Os animais mortos destinados ao consumo eram, aliás, nas casas ricas, objeto de decoração: assim estas naturezas-mortas pompeianas ou estes mosaicos de ricas residências africanas representando fileiras de tordos, também muito populares nas mesas romanas.

Esse enquadramento condicionou um habitus e um fato óbvio: a legitimidade de matar animais para os comer. Talvez isto fosse justo: a ferocidade e a proliferação de outras espécies representavam uma ameaça aos humanos e às culturas. 

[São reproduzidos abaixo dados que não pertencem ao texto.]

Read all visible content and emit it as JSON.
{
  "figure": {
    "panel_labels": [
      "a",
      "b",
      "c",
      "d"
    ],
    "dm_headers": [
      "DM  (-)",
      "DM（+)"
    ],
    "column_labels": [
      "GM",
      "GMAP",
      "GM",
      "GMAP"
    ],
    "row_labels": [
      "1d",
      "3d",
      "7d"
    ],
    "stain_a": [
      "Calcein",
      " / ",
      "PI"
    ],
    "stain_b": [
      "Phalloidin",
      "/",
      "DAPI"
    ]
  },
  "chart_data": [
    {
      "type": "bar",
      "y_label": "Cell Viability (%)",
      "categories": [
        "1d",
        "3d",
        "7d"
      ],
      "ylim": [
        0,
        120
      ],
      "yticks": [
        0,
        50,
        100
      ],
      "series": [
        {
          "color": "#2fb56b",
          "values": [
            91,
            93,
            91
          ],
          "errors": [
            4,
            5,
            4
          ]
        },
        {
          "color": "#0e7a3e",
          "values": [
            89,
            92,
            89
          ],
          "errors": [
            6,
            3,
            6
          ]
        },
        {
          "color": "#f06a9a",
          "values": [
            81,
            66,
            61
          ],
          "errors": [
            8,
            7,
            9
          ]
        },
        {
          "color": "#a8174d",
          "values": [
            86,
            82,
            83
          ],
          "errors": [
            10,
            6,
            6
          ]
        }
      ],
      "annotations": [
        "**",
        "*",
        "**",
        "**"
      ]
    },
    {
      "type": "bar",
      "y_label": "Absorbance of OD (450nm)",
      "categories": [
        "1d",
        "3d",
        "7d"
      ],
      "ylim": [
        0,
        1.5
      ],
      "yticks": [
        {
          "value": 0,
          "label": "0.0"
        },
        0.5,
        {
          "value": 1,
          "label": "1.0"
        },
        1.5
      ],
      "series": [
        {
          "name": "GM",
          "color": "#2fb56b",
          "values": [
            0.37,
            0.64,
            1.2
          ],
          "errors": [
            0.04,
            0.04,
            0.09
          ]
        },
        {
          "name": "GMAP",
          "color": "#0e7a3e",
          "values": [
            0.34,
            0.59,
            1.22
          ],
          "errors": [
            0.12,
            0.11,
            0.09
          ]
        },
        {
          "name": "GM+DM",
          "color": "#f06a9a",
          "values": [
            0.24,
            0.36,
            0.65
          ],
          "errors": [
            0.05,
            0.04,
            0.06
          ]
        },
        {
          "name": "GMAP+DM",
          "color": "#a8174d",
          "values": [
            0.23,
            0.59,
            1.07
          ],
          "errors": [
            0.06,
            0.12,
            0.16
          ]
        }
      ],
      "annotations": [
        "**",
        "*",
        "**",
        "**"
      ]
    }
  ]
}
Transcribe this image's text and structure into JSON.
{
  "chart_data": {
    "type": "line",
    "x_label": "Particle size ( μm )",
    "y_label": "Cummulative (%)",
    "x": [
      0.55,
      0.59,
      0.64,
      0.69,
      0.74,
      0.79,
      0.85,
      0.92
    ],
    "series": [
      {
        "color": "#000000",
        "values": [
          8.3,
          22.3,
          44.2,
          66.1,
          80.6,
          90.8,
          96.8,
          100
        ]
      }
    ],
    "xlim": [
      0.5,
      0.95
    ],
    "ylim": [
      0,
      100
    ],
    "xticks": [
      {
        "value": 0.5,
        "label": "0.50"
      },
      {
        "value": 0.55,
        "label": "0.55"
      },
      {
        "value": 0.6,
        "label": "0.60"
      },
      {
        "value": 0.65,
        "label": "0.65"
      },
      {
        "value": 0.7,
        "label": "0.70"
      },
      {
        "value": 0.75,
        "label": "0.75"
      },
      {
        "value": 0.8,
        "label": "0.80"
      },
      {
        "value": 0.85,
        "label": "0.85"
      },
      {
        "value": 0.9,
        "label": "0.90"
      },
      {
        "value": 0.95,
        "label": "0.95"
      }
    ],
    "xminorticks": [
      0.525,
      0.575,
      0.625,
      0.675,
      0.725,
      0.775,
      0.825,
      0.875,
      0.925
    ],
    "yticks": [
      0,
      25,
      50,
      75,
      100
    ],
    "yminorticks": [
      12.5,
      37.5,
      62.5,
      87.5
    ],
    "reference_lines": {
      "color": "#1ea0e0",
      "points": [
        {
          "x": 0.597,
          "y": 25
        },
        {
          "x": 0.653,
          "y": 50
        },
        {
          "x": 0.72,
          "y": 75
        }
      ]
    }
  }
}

A partir de então, mascarar e disfarçar a morte não foi uma necessidade: ao contrário do que observamos hoje, o abate de animais não foi invisibilizado: os açougueiros trabalhavam à vista de todos; cenas em sarcófagos romanos representam uma prática bastante comum em banquetes: cabeças de porcos ou javalis servidas em um prato aos convidados; numa cena do Satiricon de Petronius, porcos destinados ao consumo são apresentados vivos, decorados com sinos, a convidados entusiasmados para serem selecionados.

O status da carne entre os cristãos

A cristianização do Império Romano não pôs em causa a abordagem dos politeístas que viam no carnismo uma forma de piedade, uma vez que respeitava uma ordem do mundo desejada pelos deuses.

Embora, em Gênesis, Adão e Eva sejam vegetarianos, como toda a criação, a queda teve como consequência a entrega de animais aos humanos. A zoofagia é legitimada por um mandamento divino e a preocupação dos Padres da Igreja e dos teólogos em privar os animais da razão tinha como objetivo, em parte, estabelecer a dieta cárnea. 

Nos evangelhos, Jesus diz: “Não é o que entra na boca que torna o homem impuro.”

Encontrou um aliado em Paulo de Tarso, também conhecido como São Paulo, para quem nenhum alimento deveria ser proibido, pois tudo o que Deus cria é bom.

O monge joviniano chegou ao ponto de considerar o vegetarianismo uma ofensa a Deus: podemos compreender a utilidade da carne bovina e do cavalo num mundo vegetariano, mas para que serviria a carne de porco se não a comêssemos?

Se havia desconfiança em relação à carne, não era devido à comida em si, mas porque ela teria despertado prazer e levado à gula. Foi necessário, portanto, desconfiar do mundo carnal, sem questionar o providencialismo divino. 

A partir de então, foi adotado um caminho intermédio: o ascetismo, consagrado em certas regras monásticas (a mortificação do corpo por um estilo de vida frugal e austero promove supostamente a união mística com Deus); a presença de muitos “dias magros” para os leigos no calendário cristão.

> Esse artigo foi publicado originalmente em francês.